ソウルに朴頭理さんを訪ねて
入江清弘

 ソウル市にお住まいの朴頭理さんを訪問するため、山崎弁護士、山本弁護士、李弁護士から同行を求められ、七月二二日(土)鐘路区恵化洞のナヌメチップ(分かちあいの家)を訪ねた。
 朴頭理さんは、第一回口頭弁論(93年9月6日)で、河順女さん、朴SOさん、柳Tさんを、それぞれ原告意見陳述をされた。(ニュース第3号参照)彼女は他の原告たちと離れてソウルに在住されていることもあって、その後連絡がてれにくく、そろそろ本人尋問の準備も必要なので、直接本人に会って、裁判を継続する意思を確かめようということになった訳である。

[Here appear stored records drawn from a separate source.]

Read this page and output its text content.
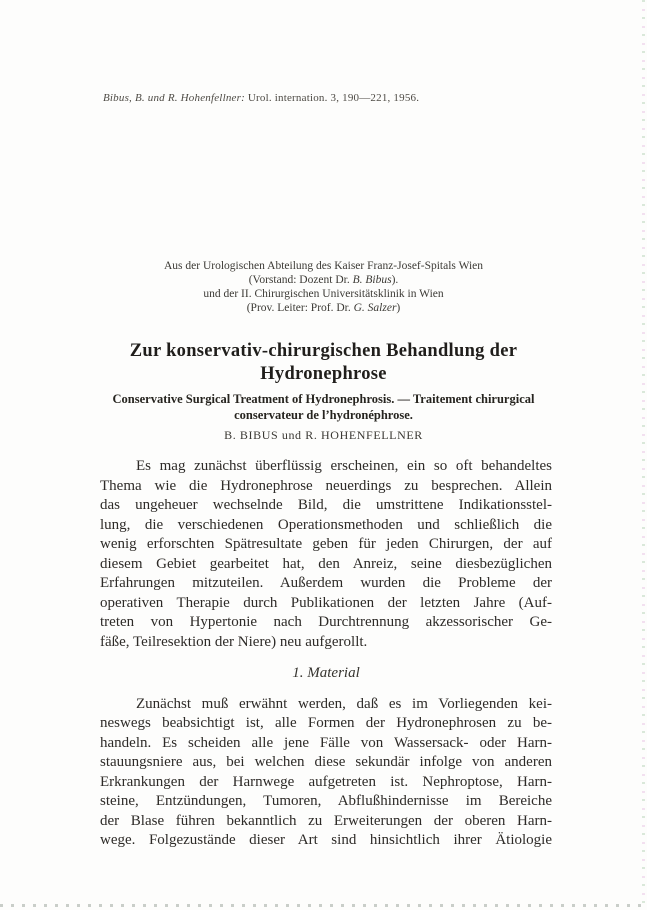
Bibus, B. und R. Hohenfellner: Urol. internation. 3, 190—221, 1956.
Aus der Urologischen Abteilung des Kaiser Franz-Josef-Spitals Wien
(Vorstand: Dozent Dr. B. Bibus).
und der II. Chirurgischen Universitätsklinik in Wien
(Prov. Leiter: Prof. Dr. G. Salzer)
Zur konservativ-chirurgischen Behandlung der
Hydronephrose
Conservative Surgical Treatment of Hydronephrosis. — Traitement chirurgical
conservateur de l’hydronéphrose.
B. BIBUS und R. HOHENFELLNER
Es mag zunächst überflüssig erscheinen, ein so oft behandeltes
Thema wie die Hydronephrose neuerdings zu besprechen. Allein
das ungeheuer wechselnde Bild, die umstrittene Indikationsstel-
lung, die verschiedenen Operationsmethoden und schließlich die
wenig erforschten Spätresultate geben für jeden Chirurgen, der auf
diesem Gebiet gearbeitet hat, den Anreiz, seine diesbezüglichen
Erfahrungen mitzuteilen. Außerdem wurden die Probleme der
operativen Therapie durch Publikationen der letzten Jahre (Auf-
treten von Hypertonie nach Durchtrennung akzessorischer Ge-
fäße, Teilresektion der Niere) neu aufgerollt.
1. Material
Zunächst muß erwähnt werden, daß es im Vorliegenden kei-
neswegs beabsichtigt ist, alle Formen der Hydronephrosen zu be-
handeln. Es scheiden alle jene Fälle von Wassersack- oder Harn-
stauungsniere aus, bei welchen diese sekundär infolge von anderen
Erkrankungen der Harnwege aufgetreten ist. Nephroptose, Harn-
steine, Entzündungen, Tumoren, Abflußhindernisse im Bereiche
der Blase führen bekanntlich zu Erweiterungen der oberen Harn-
wege. Folgezustände dieser Art sind hinsichtlich ihrer Ätiologie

 一昨年の八月に朴頭理さんを訪ねた際、ナヌメチップは、高級住宅街にあったが、今は簡素な一般住宅街に移転していた。私たちが門の中に足を踏みいれるなり、歓声をあげて朴頭理さんが迎えでてくださった。顔色も良く、元気そうで、なによりだった。居住者は、元「軍慰安婦」の五人のハルモニたちと彼女たちをお世話されているスニム(僧侶)と、以前と同じ顔ぶれだった。スニムの配慮で、彼の部屋をあけてくださり、朴頭理さんをスニムと訪問団で話し合った。
 まず、山崎弁護士が「朴頭理さんは下関の裁判に一度出て、意見陳述をされたが、裁判は今も続いている。最近、朴さんと連絡がとりにくくなっているのでやってきました。」と来意を述べ、話合いが始まった。
 朴頭理さんは「以前は娘と暮らしていたが、一緒に住めなくなって、スニムに勧められて92年10月頃からここに住むようになった・・・その後、入院したこともあり、体も弱り、息も切れて、裁判に行くのも億劫で・・・」と言いながらも、「今のソウルでの生活はいやだ。ここで、2年近く暮らしているが、初めの一年はとても大変だった。他のハルモニとの関係も、からだの具合も悪かったし、精神的に異常になったこともあった。・・・唯一、希望することは、日本政府から補償をもらって、自分で住む家を借りて、衣食住に満足した生活をして死にたい。」と洩らされた。
 話題が日本政府の「民間基金」に及ぶと、スニムは「それは日本政府がハルモニたちに謝罪することにならない」と反対意見を述べ、頭理さんは「日本政府から韓国政府を通してもらうお金はいやだ。日本政府が謝罪して直接補償金を手渡して欲しい」を言われた。
 頭理さんに原告団に残って裁判を続ける意思があることを確認して、弁護士団は、「8月21日(月)の口頭弁論で頭理さんの本人尋問を要請するので、早ければ10月23日(月)に決まるでしょう。或は12月頃になるかも知れません。そうなれば、その準備のために、もう一度ソウルに来ましょう。」と約束された。
 そのあと、ナヌメチップの皆さんに西瓜を御馳走になり、また名古屋の画展に出品されたという「軍慰安婦」をテーマにした絵を見せていただき、最後にみんなで記念写真をとって、別れを告げた。